You spot a plane that is 1.63 km north, 2.3 km east, and at an altitude 5.2 km above your position.
1) How far from you is the plane?
2) At what angle from due north (in the horizontal plane) are you looking?
3) Determine the plane's position vector (from your location) in terms of the unit vectors, letting 'i' be toward the east direction, 'j' be toward the north direction, and 'k' be in vertically upward.
answer : km 'i'
4) answer : km 'j'
5) answer : km 'k'
6) At what elevation angle (above the horizontal plane of Earth) is the airplane?
answer : ° above the horizon
#1: distance in 2D is √(x^2+y^2)
in 3D it is √(x^2+y^2+z^2). In this case, that is
√(1.63^2 + 2.3^2 + 5.2^2) = 5.91
#2 The angle θ is such that
tanθ = 2.3/1.63
#3,4,5: Huh? They gave you the distances and directions. Just match them up
#6: the angle θ is such that
sinθ = z-distance/xyz-distance
= 5.2/√(1.63^2 + 2.3^2 + 5.2^2) = 0.879
To answer these questions, we can use the concept of vector addition and trigonometry. Let's break down each question and explain how to find the answer.
1) How far from you is the plane?
To find the distance between you and the plane, we can use the formula for the magnitude (length) of a 3D vector. Using the given coordinates for the plane (1.63 km north, 2.3 km east, 5.2 km above your position), we can calculate the magnitude of the vector using the Pythagorean theorem.
Distance = sqrt((1.63 km)^2 + (2.3 km)^2 + (5.2 km)^2)
2) At what angle from due north (in the horizontal plane) are you looking?
To find the angle, we can use trigonometry.

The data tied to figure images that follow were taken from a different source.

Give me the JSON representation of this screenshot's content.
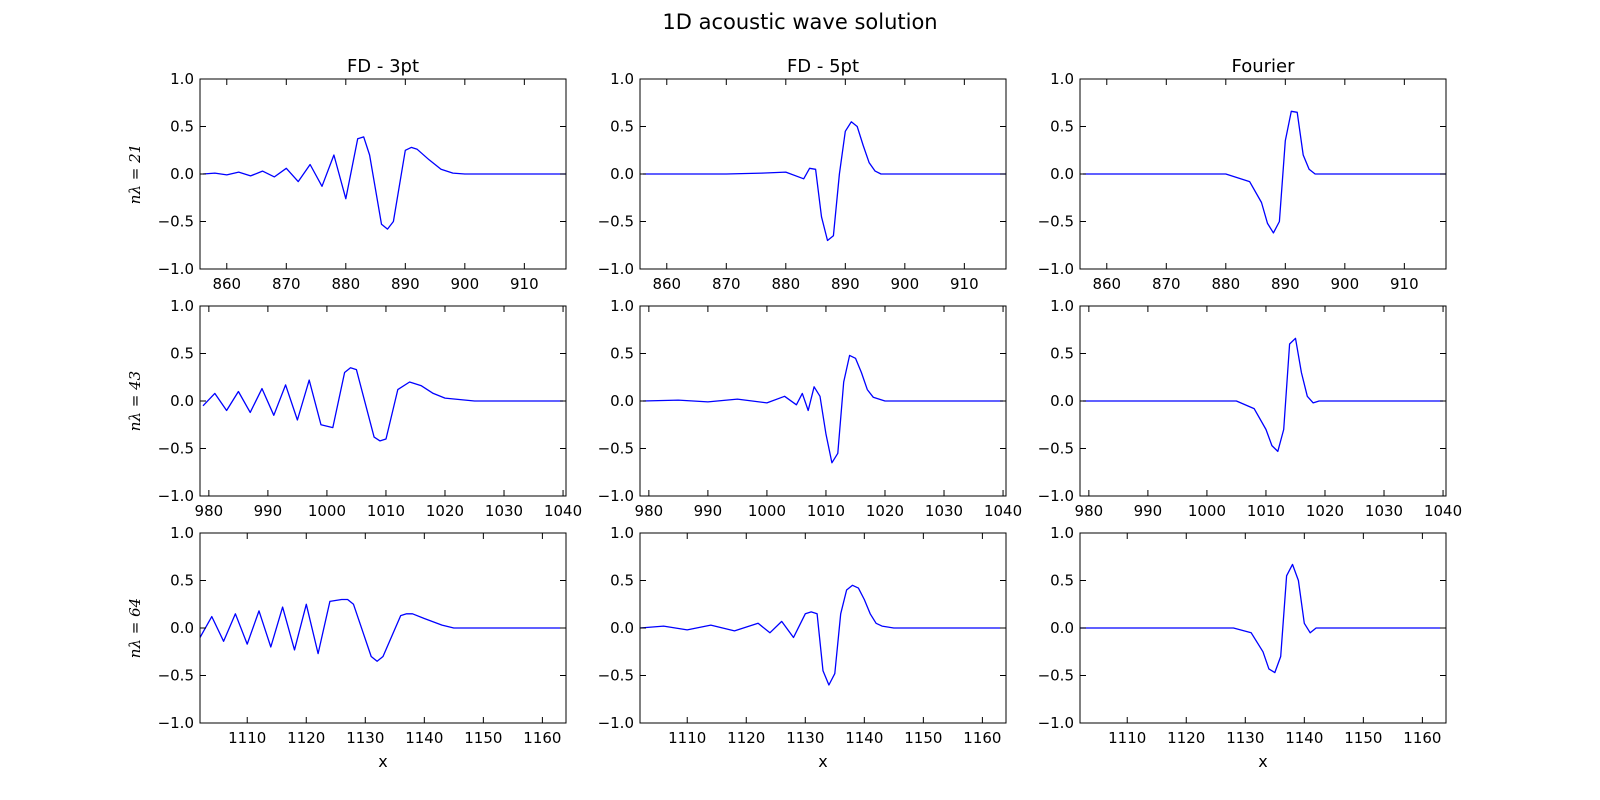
{
  "title": "1D acoustic wave solution",
  "chart_data": {
    "type": "line",
    "title": "1D acoustic wave solution",
    "column_titles": [
      "FD - 3pt",
      "FD - 5pt",
      "Fourier"
    ],
    "row_labels": [
      "nλ = 21",
      "nλ = 43",
      "nλ = 64"
    ],
    "xlabel": "x",
    "line_color": "#0000ff",
    "ylim": [
      -1.0,
      1.0
    ],
    "yticks": [
      -1.0,
      -0.5,
      0.0,
      0.5,
      1.0
    ],
    "ytick_labels": [
      "−1.0",
      "−0.5",
      "0.0",
      "0.5",
      "1.0"
    ],
    "rows": [
      {
        "xlim": [
          855.5,
          917
        ],
        "xticks": [
          860,
          870,
          880,
          890,
          900,
          910
        ],
        "xtick_labels": [
          "860",
          "870",
          "880",
          "890",
          "900",
          "910"
        ]
      },
      {
        "xlim": [
          978.5,
          1040.5
        ],
        "xticks": [
          980,
          990,
          1000,
          1010,
          1020,
          1030,
          1040
        ],
        "xtick_labels": [
          "980",
          "990",
          "1000",
          "1010",
          "1020",
          "1030",
          "1040"
        ]
      },
      {
        "xlim": [
          1102,
          1164
        ],
        "xticks": [
          1110,
          1120,
          1130,
          1140,
          1150,
          1160
        ],
        "xtick_labels": [
          "1110",
          "1120",
          "1130",
          "1140",
          "1150",
          "1160"
        ]
      }
    ],
    "panels": [
      [
        {
          "x": [
            856,
            858,
            860,
            862,
            864,
            866,
            868,
            870,
            872,
            874,
            876,
            878,
            880,
            882,
            883,
            884,
            886,
            887,
            888,
            890,
            891,
            892,
            894,
            896,
            898,
            900,
            910,
            917
          ],
          "y": [
            0,
            0.01,
            -0.01,
            0.02,
            -0.02,
            0.03,
            -0.03,
            0.06,
            -0.08,
            0.1,
            -0.13,
            0.2,
            -0.26,
            0.37,
            0.39,
            0.2,
            -0.53,
            -0.58,
            -0.5,
            0.25,
            0.28,
            0.26,
            0.15,
            0.05,
            0.01,
            0,
            0,
            0
          ]
        },
        {
          "x": [
            856,
            870,
            876,
            880,
            883,
            884,
            885,
            886,
            887,
            888,
            889,
            890,
            891,
            892,
            893,
            894,
            895,
            896,
            900,
            917
          ],
          "y": [
            0,
            0,
            0.01,
            0.02,
            -0.05,
            0.06,
            0.05,
            -0.45,
            -0.7,
            -0.65,
            0,
            0.45,
            0.55,
            0.5,
            0.3,
            0.12,
            0.03,
            0,
            0,
            0
          ]
        },
        {
          "x": [
            856,
            880,
            884,
            886,
            887,
            888,
            889,
            890,
            891,
            892,
            893,
            894,
            895,
            917
          ],
          "y": [
            0,
            0,
            -0.08,
            -0.3,
            -0.52,
            -0.62,
            -0.5,
            0.35,
            0.66,
            0.65,
            0.2,
            0.05,
            0,
            0
          ]
        }
      ],
      [
        {
          "x": [
            979,
            981,
            983,
            985,
            987,
            989,
            991,
            993,
            995,
            997,
            999,
            1001,
            1003,
            1004,
            1005,
            1008,
            1009,
            1010,
            1012,
            1014,
            1016,
            1018,
            1020,
            1025,
            1040
          ],
          "y": [
            -0.05,
            0.08,
            -0.1,
            0.1,
            -0.12,
            0.13,
            -0.15,
            0.17,
            -0.2,
            0.22,
            -0.25,
            -0.28,
            0.3,
            0.35,
            0.33,
            -0.38,
            -0.42,
            -0.4,
            0.12,
            0.2,
            0.16,
            0.08,
            0.03,
            0,
            0
          ]
        },
        {
          "x": [
            979,
            985,
            990,
            995,
            1000,
            1003,
            1005,
            1006,
            1007,
            1008,
            1009,
            1010,
            1011,
            1012,
            1013,
            1014,
            1015,
            1016,
            1017,
            1018,
            1020,
            1040
          ],
          "y": [
            0,
            0.01,
            -0.01,
            0.02,
            -0.02,
            0.05,
            -0.04,
            0.08,
            -0.1,
            0.15,
            0.05,
            -0.35,
            -0.65,
            -0.55,
            0.2,
            0.48,
            0.45,
            0.3,
            0.12,
            0.04,
            0,
            0
          ]
        },
        {
          "x": [
            979,
            1005,
            1008,
            1010,
            1011,
            1012,
            1013,
            1014,
            1015,
            1016,
            1017,
            1018,
            1019,
            1040
          ],
          "y": [
            0,
            0,
            -0.08,
            -0.3,
            -0.47,
            -0.53,
            -0.3,
            0.6,
            0.66,
            0.3,
            0.05,
            -0.02,
            0,
            0
          ]
        }
      ],
      [
        {
          "x": [
            1102,
            1104,
            1106,
            1108,
            1110,
            1112,
            1114,
            1116,
            1118,
            1120,
            1122,
            1124,
            1126,
            1127,
            1128,
            1131,
            1132,
            1133,
            1136,
            1137,
            1138,
            1140,
            1143,
            1145,
            1150,
            1163
          ],
          "y": [
            -0.1,
            0.12,
            -0.14,
            0.15,
            -0.17,
            0.18,
            -0.2,
            0.22,
            -0.23,
            0.25,
            -0.27,
            0.28,
            0.3,
            0.3,
            0.25,
            -0.3,
            -0.35,
            -0.3,
            0.13,
            0.15,
            0.15,
            0.1,
            0.03,
            0,
            0,
            0
          ]
        },
        {
          "x": [
            1102,
            1106,
            1110,
            1114,
            1118,
            1122,
            1124,
            1126,
            1128,
            1130,
            1131,
            1132,
            1133,
            1134,
            1135,
            1136,
            1137,
            1138,
            1139,
            1140,
            1141,
            1142,
            1143,
            1145,
            1163
          ],
          "y": [
            0,
            0.02,
            -0.02,
            0.03,
            -0.03,
            0.05,
            -0.05,
            0.07,
            -0.1,
            0.15,
            0.17,
            0.15,
            -0.45,
            -0.6,
            -0.48,
            0.15,
            0.4,
            0.45,
            0.42,
            0.3,
            0.15,
            0.05,
            0.02,
            0,
            0
          ]
        },
        {
          "x": [
            1102,
            1128,
            1131,
            1133,
            1134,
            1135,
            1136,
            1137,
            1138,
            1139,
            1140,
            1141,
            1142,
            1143,
            1163
          ],
          "y": [
            0,
            0,
            -0.05,
            -0.25,
            -0.43,
            -0.47,
            -0.3,
            0.55,
            0.67,
            0.5,
            0.05,
            -0.05,
            0,
            0,
            0
          ]
        }
      ]
    ]
  }
}
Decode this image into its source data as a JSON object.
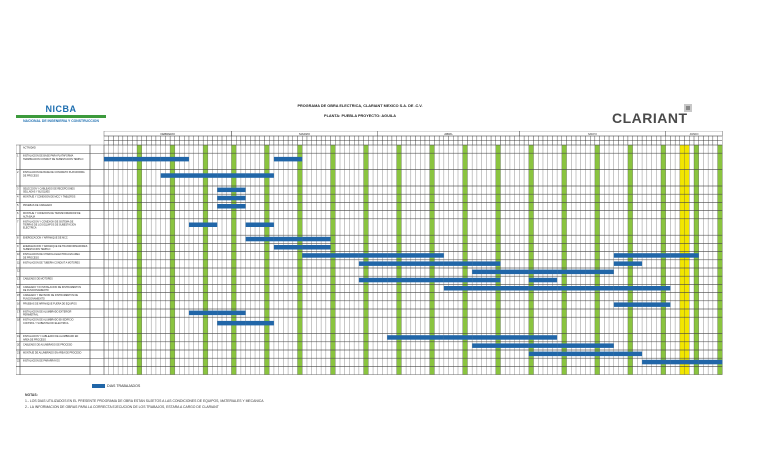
{
  "header": {
    "left_logo": {
      "name": "NICBA",
      "subtitle": "NACIONAL DE INGENIERIA Y CONSTRUCCION"
    },
    "title": "PROGRAMA DE OBRA ELECTRICA, CLARIANT MEXICO S.A. DE .C.V.",
    "subtitle": "PLANTA: PUEBLA PROYECTO: AGUILA",
    "right_logo": "CLARIANT"
  },
  "gantt": {
    "months": [
      {
        "label": "FEBRERO",
        "start": 0,
        "span": 27
      },
      {
        "label": "MARZO",
        "start": 27,
        "span": 31
      },
      {
        "label": "ABRIL",
        "start": 58,
        "span": 30
      },
      {
        "label": "MAYO",
        "start": 88,
        "span": 31
      },
      {
        "label": "JUNIO",
        "start": 119,
        "span": 12
      }
    ],
    "day_count": 131,
    "milestone_columns": [
      27,
      28,
      29,
      30,
      31,
      32,
      33,
      34,
      35,
      36,
      37,
      38,
      39,
      40,
      41,
      42,
      43,
      44,
      45,
      46,
      47,
      48,
      49,
      50,
      51,
      52,
      53,
      54,
      55,
      56,
      57,
      58,
      59,
      60,
      61,
      62,
      63,
      64,
      65,
      66,
      67,
      68,
      69,
      70,
      71,
      72,
      73,
      74,
      75,
      76,
      77,
      78,
      79,
      80,
      81,
      82,
      83,
      84,
      85,
      86,
      87,
      88,
      89,
      90,
      91,
      92,
      93,
      94,
      95,
      96,
      97,
      98,
      99,
      100,
      101,
      102,
      103,
      104,
      105,
      106,
      107,
      108,
      109,
      110,
      111,
      112,
      113,
      114,
      115,
      116,
      117,
      118,
      119,
      120,
      121,
      122,
      123,
      124,
      125,
      126,
      127,
      128,
      129,
      130
    ],
    "weekend_columns": [
      7,
      14,
      21,
      27,
      34,
      41,
      48,
      55,
      62,
      69,
      76,
      83,
      90,
      97,
      104,
      111,
      118,
      125,
      130
    ],
    "today_columns": [
      122,
      123
    ],
    "colors": {
      "bar": "#2166a8",
      "weekend": "#8ac43f",
      "today": "#f2e600",
      "grid": "#444444"
    },
    "rows": [
      {
        "no": "",
        "label": "ACTIVIDAD",
        "h": 1,
        "bars": []
      },
      {
        "no": "1",
        "label": "INSTALACION DE BASE PARA PLATAFORMA TERMINACION CONDUIT DE SUBESTACION TEMPLO",
        "h": 2,
        "bars": [
          [
            0,
            5
          ],
          [
            6,
            11
          ],
          [
            12,
            17
          ],
          [
            36,
            41
          ]
        ]
      },
      {
        "no": "2",
        "label": "INSTALACION DE BASE DE CONCRETO PLATAFORMA DE PROCESO",
        "h": 2,
        "bars": [
          [
            12,
            17
          ],
          [
            18,
            23
          ],
          [
            24,
            29
          ],
          [
            30,
            35
          ]
        ]
      },
      {
        "no": "3",
        "label": "SELECCION Y CABLEADO DE RECEPCIONES SELLADAS Y BLOQUES",
        "h": 1,
        "bars": [
          [
            24,
            29
          ]
        ]
      },
      {
        "no": "4",
        "label": "MONTAJE Y CONEXION DE MCC Y TABLEROS",
        "h": 1,
        "bars": [
          [
            24,
            29
          ]
        ]
      },
      {
        "no": "5",
        "label": "PRUEBAS DE CABLEADO",
        "h": 1,
        "bars": [
          [
            24,
            29
          ]
        ]
      },
      {
        "no": "6",
        "label": "MONTAJE Y CONEXION DE TRANSFORMADOR DE ALTA BAJA",
        "h": 1,
        "bars": []
      },
      {
        "no": "7",
        "label": "INSTALACION Y CONEXION DE SISTEMA DE TIERRAS DE LOS EQUIPOS DE SUBESTACION ELECTRICA",
        "h": 2,
        "bars": [
          [
            18,
            23
          ],
          [
            30,
            35
          ]
        ]
      },
      {
        "no": "8",
        "label": "ENERGIZACION Y ARRANQUE DE MCC",
        "h": 1,
        "bars": [
          [
            30,
            35
          ],
          [
            36,
            41
          ],
          [
            42,
            47
          ]
        ]
      },
      {
        "no": "9",
        "label": "ENERGIZACION Y ARRANQUE DE TRANSFORMADORES SUBESTACION TEMPLO",
        "h": 1,
        "bars": [
          [
            36,
            41
          ],
          [
            42,
            47
          ]
        ]
      },
      {
        "no": "10",
        "label": "INSTALACION DE CHAROLA ELECTRICA EN AREA DE PROCESO",
        "h": 1,
        "bars": [
          [
            42,
            47
          ],
          [
            48,
            53
          ],
          [
            54,
            59
          ],
          [
            60,
            65
          ],
          [
            66,
            71
          ],
          [
            108,
            113
          ],
          [
            114,
            119
          ],
          [
            120,
            125
          ]
        ]
      },
      {
        "no": "11",
        "label": "INSTALACION DE TUBERIA CONDUIT A MOTORES",
        "h": 1,
        "bars": [
          [
            54,
            59
          ],
          [
            60,
            65
          ],
          [
            66,
            71
          ],
          [
            72,
            77
          ],
          [
            78,
            83
          ],
          [
            108,
            113
          ]
        ]
      },
      {
        "no": "12",
        "label": "",
        "h": 1,
        "bars": [
          [
            78,
            83
          ],
          [
            84,
            89
          ],
          [
            90,
            95
          ],
          [
            96,
            101
          ],
          [
            102,
            107
          ]
        ]
      },
      {
        "no": "13",
        "label": "CABLEADO DE MOTORES",
        "h": 1,
        "bars": [
          [
            54,
            59
          ],
          [
            60,
            65
          ],
          [
            66,
            71
          ],
          [
            72,
            77
          ],
          [
            78,
            83
          ],
          [
            90,
            95
          ]
        ]
      },
      {
        "no": "14",
        "label": "CABLEADO Y/O INSTALACION DE INSTRUMENTOS DE FUNCIONAMIENTO",
        "h": 1,
        "bars": [
          [
            72,
            77
          ],
          [
            78,
            83
          ],
          [
            84,
            89
          ],
          [
            90,
            95
          ],
          [
            96,
            101
          ],
          [
            102,
            107
          ],
          [
            108,
            113
          ],
          [
            114,
            119
          ]
        ]
      },
      {
        "no": "15",
        "label": "CABLEADO Y REVISION DE INSTRUMENTOS DE FUNCIONAMIENTO",
        "h": 1,
        "bars": []
      },
      {
        "no": "16",
        "label": "PRUEBAS DE ARRANQUE FUERA DE EQUIPOS",
        "h": 1,
        "bars": [
          [
            108,
            113
          ],
          [
            114,
            119
          ]
        ]
      },
      {
        "no": "17",
        "label": "INSTALACION DE ALUMBRADO EXTERIOR PERIMETRAL",
        "h": 1,
        "bars": [
          [
            18,
            23
          ],
          [
            24,
            29
          ]
        ]
      },
      {
        "no": "18",
        "label": "INSTALACION DE ALUMBRADO EN EDIFICIO CONTROL Y SUBESTACION ELECTRICA",
        "h": 2,
        "bars": [
          [
            24,
            29
          ],
          [
            30,
            35
          ]
        ]
      },
      {
        "no": "19",
        "label": "INSTALACION Y CABLEADO DE ALUMBRADO EN AREA DE PROCESO",
        "h": 1,
        "bars": [
          [
            60,
            65
          ],
          [
            66,
            71
          ],
          [
            72,
            77
          ],
          [
            78,
            83
          ],
          [
            84,
            89
          ],
          [
            90,
            95
          ]
        ]
      },
      {
        "no": "20",
        "label": "CABLEADO DE ALUMBRADO DE PROCESO",
        "h": 1,
        "bars": [
          [
            78,
            83
          ],
          [
            84,
            89
          ],
          [
            90,
            95
          ],
          [
            96,
            101
          ],
          [
            102,
            107
          ]
        ]
      },
      {
        "no": "21",
        "label": "MONTAJE DE ALUMBRADO EN AREA DE PROCESO",
        "h": 1,
        "bars": [
          [
            90,
            95
          ],
          [
            96,
            101
          ],
          [
            102,
            107
          ],
          [
            108,
            113
          ]
        ]
      },
      {
        "no": "22",
        "label": "INSTALACION DE PARARRAYOS",
        "h": 1,
        "bars": [
          [
            114,
            119
          ],
          [
            120,
            125
          ],
          [
            126,
            130
          ]
        ]
      },
      {
        "no": "",
        "label": "",
        "h": 1,
        "bars": []
      }
    ]
  },
  "legend": "DIAS TRABAJADOS",
  "notes": {
    "title": "NOTAS:",
    "lines": [
      "1.- LOS DIAS UTILIZADOS EN EL PRESENTE PROGRAMA DE OBRA ESTAN SUJETOS A LAS CONDICIONES DE EQUIPOS, MATERIALES Y MECANICA",
      "2.- LA INFORMACION DE OBRAS PARA LA CORRECTA EJECUCION DE LOS TRABAJOS, ESTARA A CARGO DE CLARIANT"
    ]
  }
}
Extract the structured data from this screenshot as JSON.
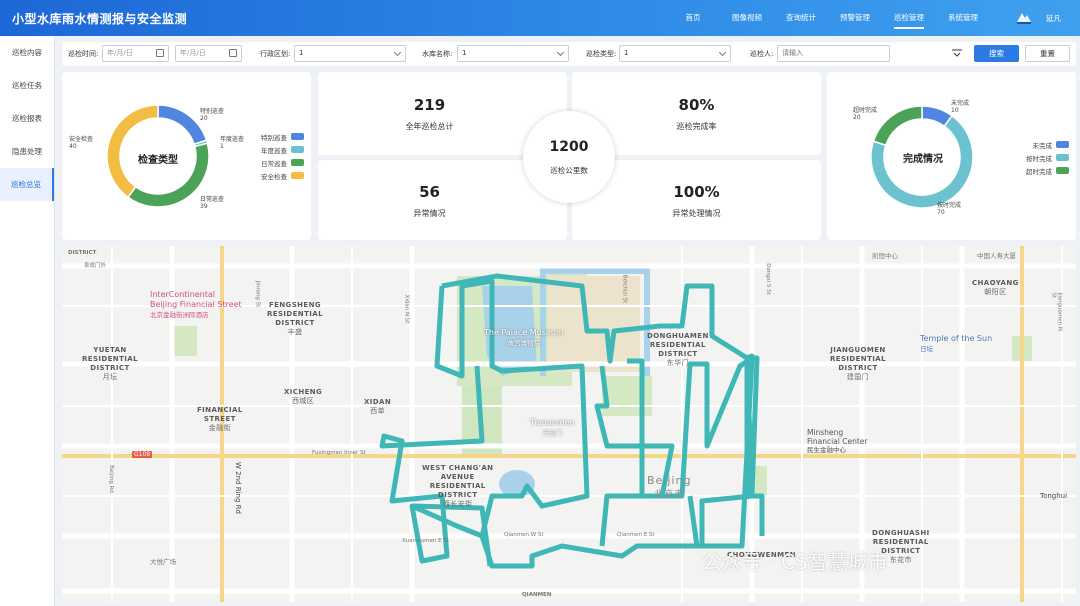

Given the coordinates of the plane (1.63 km north, 2.3 km east), we can use the tangent function to calculate the angle. The angle from due north can be found as:
Angle = arctan((2.3 km) / (1.63 km))
3) Determine the plane's position vector (from your location) in terms of the unit vectors, letting 'i' be toward the east direction, 'j' be toward the north direction, and 'k' be in vertically upward.
The position vector can be represented as a sum of component vectors. Taking i, j, and k as the unit vectors in the east, north, and vertical directions respectively, the position vector of the plane can be written as:
Position Vector = (2.3 km) * i + (1.63 km) * j + (5.2 km) * k
4) answer: km 'i'
5) answer: km 'j'
6) At what elevation angle (above the horizontal plane of Earth) is the airplane?
To find the elevation angle, we can again use trigonometry. Given the altitude of the plane (5.2 km) and the distance between you and the plane (found in question 1), we can calculate the angle using the tangent function. The elevation angle can be found as:
Elevation Angle = arctan((5.2 km) / (Distance))
Please note that for questions 1, 3, and 6, you need to substitute the values obtained through the calculations to get the final answers.